Henüz
ve sıkça; restoran ya da restaurantların dilimize girmediği, küçük olanın “Aşevi”
görece büyük ve profesyonel işletilenin “Lokanta” olarak
adlandırıldığı, ticari hayatın şimdiki ile kıyaslanamayacak kadar yerel ve
sınırlı olduğu bir dönemdir, söz konusu olan… Küçük işletmeler, aile
işletmeleri halinde organize olmuştur kasabalarda ve küçük olduğu kadar şirin
ve bir o kadar da samimidirler. Öyle yapmacık ve okullarda bile öğretilmeye
başlayan, müşteriyi yanıltmaya yönelik eda, tavır ve davranışlar yoktur. Devir;
ar etme, utanma ve aldatmama gibi insanı insan kılan çok önemli etmenlerin başat
olduğu hülasa namusun baş tacı edildiği devirdir. Daha o zamanlar hatırladığım
kadarı ile; hile, hurda ve desise varsa bile organize olmamış, örgütlü güç
haline gelmemiştir, daha doğrusu icat edilmemiştir. Vaktaki, cehalet ve kötülük
örgütlendi ve kurumsal yapıya dönüştü, yandım gülüm keten helva işte…
Aşhane
kültürü Orta Asya ülkelerinde devam etmekte olup uzun yıllar sonra tekrar
gezmek için 2019 yılında gittiğimiz Kazakistan ve Kırgızistan’da “Aşhana”

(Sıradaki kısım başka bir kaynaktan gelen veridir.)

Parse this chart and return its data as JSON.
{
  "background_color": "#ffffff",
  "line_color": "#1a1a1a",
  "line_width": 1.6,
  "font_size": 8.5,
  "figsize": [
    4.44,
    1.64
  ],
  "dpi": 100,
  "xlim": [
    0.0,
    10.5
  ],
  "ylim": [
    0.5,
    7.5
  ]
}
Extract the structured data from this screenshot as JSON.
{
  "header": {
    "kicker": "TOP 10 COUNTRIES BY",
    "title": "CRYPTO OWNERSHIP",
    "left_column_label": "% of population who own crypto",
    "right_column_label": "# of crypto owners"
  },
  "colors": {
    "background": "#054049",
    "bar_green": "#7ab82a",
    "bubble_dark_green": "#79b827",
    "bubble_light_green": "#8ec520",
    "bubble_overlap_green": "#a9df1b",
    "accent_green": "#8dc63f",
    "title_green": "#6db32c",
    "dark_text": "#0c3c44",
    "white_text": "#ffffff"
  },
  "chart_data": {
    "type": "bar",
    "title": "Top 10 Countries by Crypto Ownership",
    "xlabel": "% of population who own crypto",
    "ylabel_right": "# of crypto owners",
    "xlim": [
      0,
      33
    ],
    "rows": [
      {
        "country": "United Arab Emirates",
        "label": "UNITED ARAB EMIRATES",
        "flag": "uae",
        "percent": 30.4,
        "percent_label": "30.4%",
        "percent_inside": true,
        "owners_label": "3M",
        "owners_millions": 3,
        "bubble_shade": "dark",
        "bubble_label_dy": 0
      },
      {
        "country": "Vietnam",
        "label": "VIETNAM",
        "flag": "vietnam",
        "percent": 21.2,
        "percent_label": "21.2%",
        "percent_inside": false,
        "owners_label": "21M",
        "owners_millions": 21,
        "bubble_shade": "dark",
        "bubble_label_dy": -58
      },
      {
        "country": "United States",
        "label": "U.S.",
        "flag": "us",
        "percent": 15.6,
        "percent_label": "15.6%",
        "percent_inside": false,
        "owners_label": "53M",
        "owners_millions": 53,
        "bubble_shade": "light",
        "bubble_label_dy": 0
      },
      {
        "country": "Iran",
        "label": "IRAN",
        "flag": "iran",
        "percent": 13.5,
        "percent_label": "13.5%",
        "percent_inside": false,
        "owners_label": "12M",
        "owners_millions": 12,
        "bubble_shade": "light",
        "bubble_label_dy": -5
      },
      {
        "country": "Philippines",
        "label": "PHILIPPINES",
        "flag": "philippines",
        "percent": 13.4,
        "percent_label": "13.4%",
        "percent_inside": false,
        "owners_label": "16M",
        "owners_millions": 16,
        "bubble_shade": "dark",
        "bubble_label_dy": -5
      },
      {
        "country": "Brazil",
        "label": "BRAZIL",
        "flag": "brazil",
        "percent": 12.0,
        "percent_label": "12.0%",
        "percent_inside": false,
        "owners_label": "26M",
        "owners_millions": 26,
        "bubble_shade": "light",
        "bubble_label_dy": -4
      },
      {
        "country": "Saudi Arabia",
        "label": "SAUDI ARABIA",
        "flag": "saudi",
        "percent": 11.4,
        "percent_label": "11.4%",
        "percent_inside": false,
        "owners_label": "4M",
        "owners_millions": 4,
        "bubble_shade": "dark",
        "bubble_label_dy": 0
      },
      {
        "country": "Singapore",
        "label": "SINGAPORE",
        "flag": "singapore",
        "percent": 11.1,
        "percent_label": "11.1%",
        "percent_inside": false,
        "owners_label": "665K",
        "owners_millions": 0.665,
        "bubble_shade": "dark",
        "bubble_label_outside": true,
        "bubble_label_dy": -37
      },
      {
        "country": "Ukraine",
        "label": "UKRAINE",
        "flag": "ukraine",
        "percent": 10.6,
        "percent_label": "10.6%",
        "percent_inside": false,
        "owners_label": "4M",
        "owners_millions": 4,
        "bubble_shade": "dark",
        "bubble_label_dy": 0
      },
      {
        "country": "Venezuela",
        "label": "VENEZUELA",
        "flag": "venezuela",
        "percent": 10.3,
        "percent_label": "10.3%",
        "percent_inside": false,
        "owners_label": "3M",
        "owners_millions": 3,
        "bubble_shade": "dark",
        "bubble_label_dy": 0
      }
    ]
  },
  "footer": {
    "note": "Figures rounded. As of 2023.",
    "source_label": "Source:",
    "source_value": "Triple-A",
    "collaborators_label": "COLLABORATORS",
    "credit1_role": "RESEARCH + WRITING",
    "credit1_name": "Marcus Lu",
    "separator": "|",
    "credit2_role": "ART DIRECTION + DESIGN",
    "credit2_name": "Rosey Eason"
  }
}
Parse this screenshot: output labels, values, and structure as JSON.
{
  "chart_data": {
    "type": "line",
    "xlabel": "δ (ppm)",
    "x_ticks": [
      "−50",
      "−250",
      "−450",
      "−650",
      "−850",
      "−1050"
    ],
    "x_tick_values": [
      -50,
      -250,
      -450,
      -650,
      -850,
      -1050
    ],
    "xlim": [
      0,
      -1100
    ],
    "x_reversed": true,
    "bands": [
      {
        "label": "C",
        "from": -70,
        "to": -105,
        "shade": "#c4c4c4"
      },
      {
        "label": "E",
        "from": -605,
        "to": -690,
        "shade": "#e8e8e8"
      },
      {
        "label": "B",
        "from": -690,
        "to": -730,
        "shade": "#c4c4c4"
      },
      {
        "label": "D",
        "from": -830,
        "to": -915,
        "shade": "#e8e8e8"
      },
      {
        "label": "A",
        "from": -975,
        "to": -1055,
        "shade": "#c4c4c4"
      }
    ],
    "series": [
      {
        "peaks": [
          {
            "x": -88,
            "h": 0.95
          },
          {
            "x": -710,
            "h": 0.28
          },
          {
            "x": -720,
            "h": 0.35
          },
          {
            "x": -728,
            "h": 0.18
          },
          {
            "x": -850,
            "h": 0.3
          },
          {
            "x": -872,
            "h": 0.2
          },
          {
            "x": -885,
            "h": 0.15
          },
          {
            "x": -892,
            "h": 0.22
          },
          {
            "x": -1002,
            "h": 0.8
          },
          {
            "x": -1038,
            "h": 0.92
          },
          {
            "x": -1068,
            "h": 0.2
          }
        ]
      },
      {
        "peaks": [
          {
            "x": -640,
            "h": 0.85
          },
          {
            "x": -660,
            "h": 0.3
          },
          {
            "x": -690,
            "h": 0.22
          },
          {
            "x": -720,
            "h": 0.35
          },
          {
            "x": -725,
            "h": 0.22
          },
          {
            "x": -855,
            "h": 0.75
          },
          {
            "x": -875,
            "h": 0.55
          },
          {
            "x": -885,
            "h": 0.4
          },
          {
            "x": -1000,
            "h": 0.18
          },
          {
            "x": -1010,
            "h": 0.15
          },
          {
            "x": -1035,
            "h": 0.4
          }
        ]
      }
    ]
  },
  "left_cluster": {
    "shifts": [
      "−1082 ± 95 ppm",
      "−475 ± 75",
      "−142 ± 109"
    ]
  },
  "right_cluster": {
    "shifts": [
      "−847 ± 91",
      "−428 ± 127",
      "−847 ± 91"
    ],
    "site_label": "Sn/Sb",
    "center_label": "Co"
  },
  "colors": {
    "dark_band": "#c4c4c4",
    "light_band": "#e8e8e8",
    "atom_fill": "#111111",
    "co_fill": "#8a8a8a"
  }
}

levhalarını bir hayli sık gördük. Zaten hem Orhun Anıtlarında hem de Kutadgu
Bilig’te hem aş hem de aşçı olarak görünmektedir. Diğer taraftan bugün hala
Annem eğer dışarıda yemek yenilmesinden bahsedecekse, kesinlikle “aşçı” olarak
söyler ve burada kasıt kişi değil mekandır, bu da enteresandır. Nerede öğrendi
ve 86 yaşını devirdiği bu günlerde hala unutmadan nasıl tekrarlar o da bir başka
enteresan durumdur.
Çeşme
Çarşısının unutulmaz ve önemli esnaflarındandır, Esat ve Destan Kardeşler. Kardeşler,
ayrı ayrı ortalarına aldıkları bir balıkçı kayafının biri sağına biri soluna
yaklaşık aynı büyüklüklerde 2 aşevi açarlar. Her ikisi de birbirine çok benzer,
boy, kilo ve renk ve de görünüm farkı nerdeyse yoktur, hatta ben çocukluğumda
bu 2 büyüğümüzü birbirine karıştırır idim. Aslında bu uğraş ile bir geçmişleri
olmamasına rağmen, cesaret ve özgüven ve “tarladan kurtulma” ve de
özellikle “tütünden kurtulma” tutkuları ve planları kendilerini bu yönde
sürüklemiştir. Bir gün tarlada tütün dikilir iken tütün işinin zorluğu, Esat
Kadayıfçı’da yarattığı yorgunluk ve yılgınlık canına tak edince elinden çapayı
fırlatır ve babasına “ben artık tütün işi yapmayacağım” diye açıklar
durumu. Artık rahatlamıştır, niyet izah edilmiş, karar verilmiş, en azından ne
yapacağına dair olmasa bile ne yapmayacağına dair.
Artık
tarladan çıkılmış, Çeşme Çarşısının yolu tutulmuştur. Düşünülür, taşınılır,
istişare edilir, fikir alınır, sorulur, karar verilmiştir en nihayetinde. Artık,
gelecek, yemek pişirilip, yemek satılarak planlanacak ve geçim temin
edilecektir. Derhal bu minvalde hareket edilir. Dükkân kiralanır, bilahare de
satın alınır. Masa sandalye, çatal kaşık, tabak ve ilaveten ne gibi gereçler lazım
ise temin edilir. Düşünceler, planlar, beklentiler, hasletler ne idi benim
tabii ki bunları bilmem söz konusu değildir. Ancak çocukluğumuzda hatırladığım,
dükkânın önünde yemeklerin yer aldığı bir camekan, içeride 5 ya da 6 masa
sandalyeleri ile, zaman zaman da kaldırıma atılmış 1 ya da 2 masa ve sandalye.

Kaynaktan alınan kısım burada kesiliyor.